La chargée de Défense du parti libéral allemand FDP, membre de la coalition gouvernementale, Marie-Agnes Strack-Zimmermann, accuse Moscou d'avoir voulu «intimider» Olaf Scholz pour qu'il ne revienne pas sur son refus de livraison des Taurus, a-t-elle déclaré au groupe de presse Funke.
L'Allemagne atterrée par l'amateurisme du haut commandement allemand
De toute évidence, le contenu s’avère extrêmement embarrassant pour Berlin. Les confirmations officielles se sont multipliées le 2 mars. Le chancelier Olaf Scholz a admis qu'il s'agissait d'une «affaire très grave» et promis une enquête «très approfondie», tandis que le ministère allemand de la Défense indiquait : «Selon notre évaluation, une conversation au sein de la division de l'armée de l'air a été interceptée.»
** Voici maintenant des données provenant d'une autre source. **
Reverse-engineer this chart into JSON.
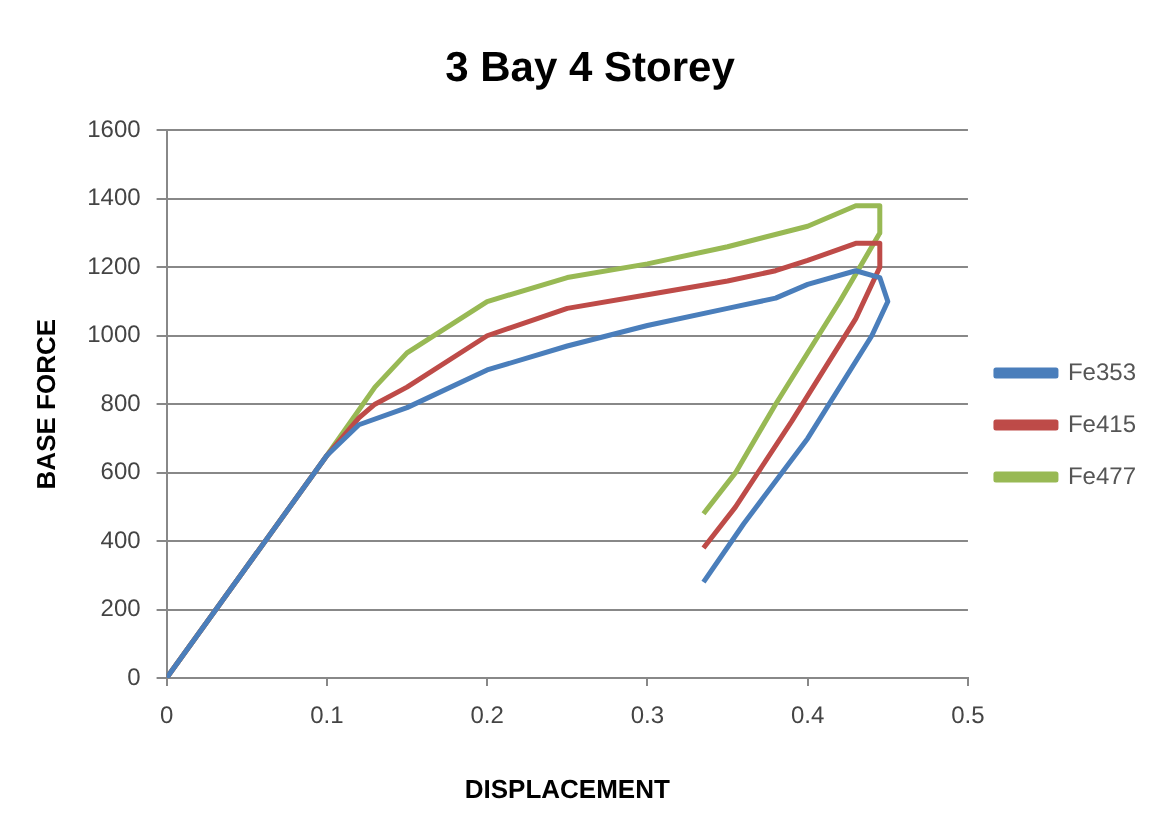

De hauts responsables allemands cités par le WSJ ont aussi confirmé l’authenticité de l’enregistrement, précisant que la réunion avait eu lieu sur la plateforme non cryptée WebEx Microsoft. Une information aussi dévoilée par le Spiegel. En Allemagne, les réactions atterrées face à l’amateurisme sécuritaire du haut commandement se sont multipliées, la chaîne de télévision publique ARD qualifiant de «catastrophe» les services secrets allemands.
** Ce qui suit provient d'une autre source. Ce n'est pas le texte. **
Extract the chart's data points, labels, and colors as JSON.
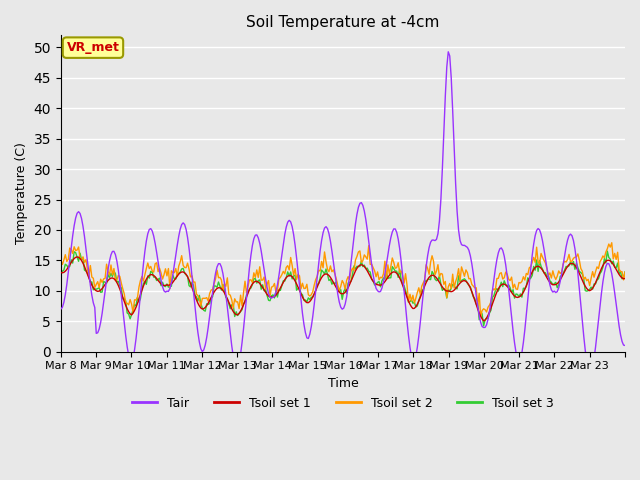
{
  "title": "Soil Temperature at -4cm",
  "xlabel": "Time",
  "ylabel": "Temperature (C)",
  "ylim": [
    0,
    52
  ],
  "yticks": [
    0,
    5,
    10,
    15,
    20,
    25,
    30,
    35,
    40,
    45,
    50
  ],
  "bg_color": "#e8e8e8",
  "plot_bg_color": "#e8e8e8",
  "grid_color": "white",
  "colors": {
    "Tair": "#9933ff",
    "Tsoil_set1": "#cc0000",
    "Tsoil_set2": "#ff9900",
    "Tsoil_set3": "#33cc33"
  },
  "legend_label_box": {
    "text": "VR_met",
    "facecolor": "#ffff99",
    "edgecolor": "#999900",
    "textcolor": "#cc0000"
  },
  "n_points": 384,
  "xtick_positions": [
    0,
    1,
    2,
    3,
    4,
    5,
    6,
    7,
    8,
    9,
    10,
    11,
    12,
    13,
    14,
    15,
    16
  ],
  "xtick_labels": [
    "Mar 8",
    "Mar 9",
    "Mar 10",
    "Mar 11",
    "Mar 12",
    "Mar 13",
    "Mar 14",
    "Mar 15",
    "Mar 16",
    "Mar 17",
    "Mar 18",
    "Mar 19",
    "Mar 20",
    "Mar 21",
    "Mar 22",
    "Mar 23",
    ""
  ],
  "line_width": 1.0
}
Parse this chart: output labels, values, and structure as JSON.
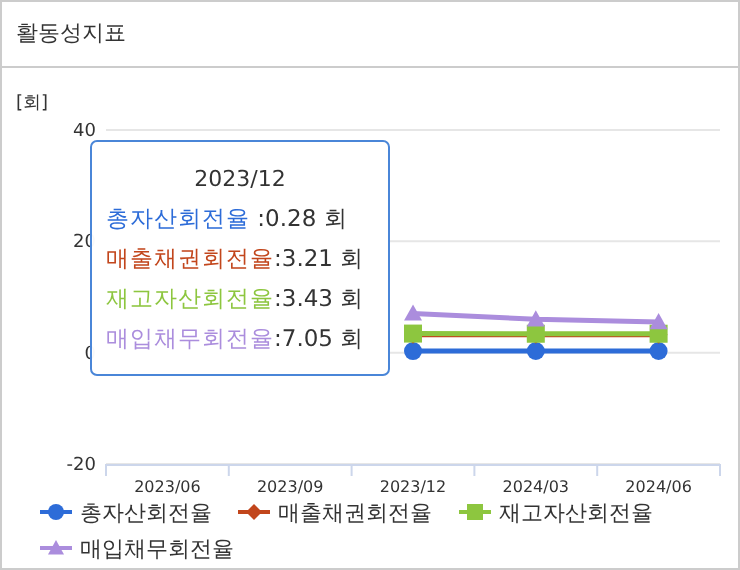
{
  "chart_data": {
    "type": "line",
    "title": "활동성지표",
    "ylabel": "[회]",
    "categories": [
      "2023/06",
      "2023/09",
      "2023/12",
      "2024/03",
      "2024/06"
    ],
    "series": [
      {
        "name": "총자산회전율",
        "color": "#2d6cd8",
        "marker": "circle",
        "values": [
          null,
          null,
          0.28,
          0.3,
          0.3
        ]
      },
      {
        "name": "매출채권회전율",
        "color": "#c2461c",
        "marker": "diamond",
        "values": [
          null,
          null,
          3.21,
          3.2,
          3.2
        ]
      },
      {
        "name": "재고자산회전율",
        "color": "#8dc63f",
        "marker": "square",
        "values": [
          null,
          null,
          3.43,
          3.4,
          3.4
        ]
      },
      {
        "name": "매입채무회전율",
        "color": "#ab8ddd",
        "marker": "triangle",
        "values": [
          null,
          null,
          7.05,
          6,
          5.5
        ]
      }
    ],
    "ylim": [
      -20,
      40
    ],
    "yticks": [
      -20,
      0,
      20,
      40
    ],
    "grid": "y",
    "legend": "bottom",
    "annotations": [
      "2023/12",
      "총자산회전율 :0.28 회",
      "매출채권회전율:3.21 회",
      "재고자산회전율:3.43 회",
      "매입채무회전율:7.05 회"
    ]
  }
}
Les Allemands révèlent des secrets franco-britanniques
L'option de frappes avec 10 à 20 missiles contre le pont de Crimée, une cible qui obsède Kiev, n'est pas le seul élément embarrassant pour Berlin dans la discussion dévoilée. Les participants évoquent de surcroît des détails sur les livraisons et l'emploi de missiles de longue portée Scalp fournis depuis l'an dernier par la France et la Grande-Bretagne à l'Ukraine.
Cette partie de l'écoute est l'une des plus gênantes pour Berlin car elle dévoile des secrets de pays alliés. D’autant plus qu’Olaf Scholz a déjà récemment suscité l'irritation en Grande-Bretagne pour avoir affirmé que les Britanniques et les Français aidaient les soldats ukrainiens pour le maniement des missiles Scalp et la définition des cibles.
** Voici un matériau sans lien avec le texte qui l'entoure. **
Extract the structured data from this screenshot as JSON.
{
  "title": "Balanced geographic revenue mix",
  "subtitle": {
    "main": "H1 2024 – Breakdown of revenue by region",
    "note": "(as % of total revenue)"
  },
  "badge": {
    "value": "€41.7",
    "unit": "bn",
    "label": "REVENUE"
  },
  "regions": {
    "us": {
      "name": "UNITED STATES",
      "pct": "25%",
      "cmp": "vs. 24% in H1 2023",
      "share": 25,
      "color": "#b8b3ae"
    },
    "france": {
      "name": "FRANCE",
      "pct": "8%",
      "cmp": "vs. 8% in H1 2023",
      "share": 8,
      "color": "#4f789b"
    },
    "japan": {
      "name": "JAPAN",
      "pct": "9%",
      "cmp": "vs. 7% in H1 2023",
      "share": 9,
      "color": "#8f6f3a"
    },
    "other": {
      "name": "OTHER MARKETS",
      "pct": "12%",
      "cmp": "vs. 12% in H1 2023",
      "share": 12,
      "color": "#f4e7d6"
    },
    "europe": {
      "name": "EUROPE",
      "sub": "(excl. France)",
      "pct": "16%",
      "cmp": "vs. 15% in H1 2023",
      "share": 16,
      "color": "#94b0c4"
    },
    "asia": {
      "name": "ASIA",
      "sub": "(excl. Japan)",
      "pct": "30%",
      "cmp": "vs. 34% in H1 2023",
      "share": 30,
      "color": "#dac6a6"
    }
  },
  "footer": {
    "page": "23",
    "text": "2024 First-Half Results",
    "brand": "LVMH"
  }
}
Olaf Scholz, le 26 février, avant la révélation de Margarita Simonian, avait ainsi justifié le refus de livrer des missiles Taurus par le fait qu’ils nécessiteraient une assistance de Berlin sur le terrain afin de pouvoir les opérer. «Ce qui est fait en termes d'acquisition de cible et d'accompagnement d'acquisition de cible de la part des Britanniques et des Français ne peut être fait par l'Allemagne», avait déclaré Olaf Scholz, dans des propos rapportés par Associated Press. «Les militaires allemands ne doivent à aucun moment et à aucun endroit être liés aux cibles que ce système frappe», avait-il ajouté.
«Secret de polichinelle»
Cette révélation intervient dans un contexte difficile sur le front pour l’Ukraine et de tensions internes entre les alliés européens de Kiev, après les propos le 26 février au soir d’Emmanuel Macron, qui avait refusé d’écarter la possibilité d’un envoi de troupes occidentales en Ukraine.
Ces échanges suscitent de vives tensions entre les alliés. Selon Le Monde, le 1er mars, ces déclarations avaient déjà «levé le voile sur la présence déjà effective de professionnels de divers services occidentaux sur le sol ukrainien». «Tous les États alliés sont présents en Ukraine. Il ne s’agit pas d’unités de combat, mais il y a, par exemple, des représentants de tous les services de renseignement», admet ainsi une source diplomatique ukrainienne du quotidien du soir, avant d’ajouter : «S’il y a des livraisons d’armes, il doit y avoir des gens qui donnent des informations pour utiliser les équipements sur place.»
Côté russe, le chef de la diplomatie Sergueï Lavrov, en visite en Turquie, a voulu voir dans cette affaire l'illustration «que le camp de la guerre en Europe» était «toujours très, très fort». «Nos rivaux de toujours, les Allemands, sont redevenus nos ennemis jurés» et préparent des tirs de missiles pour frapper «la patrie» russe, a quant à lui jugé le numéro deux du Conseil de sécurité Dmitri Medvedev sur son compte Telegram.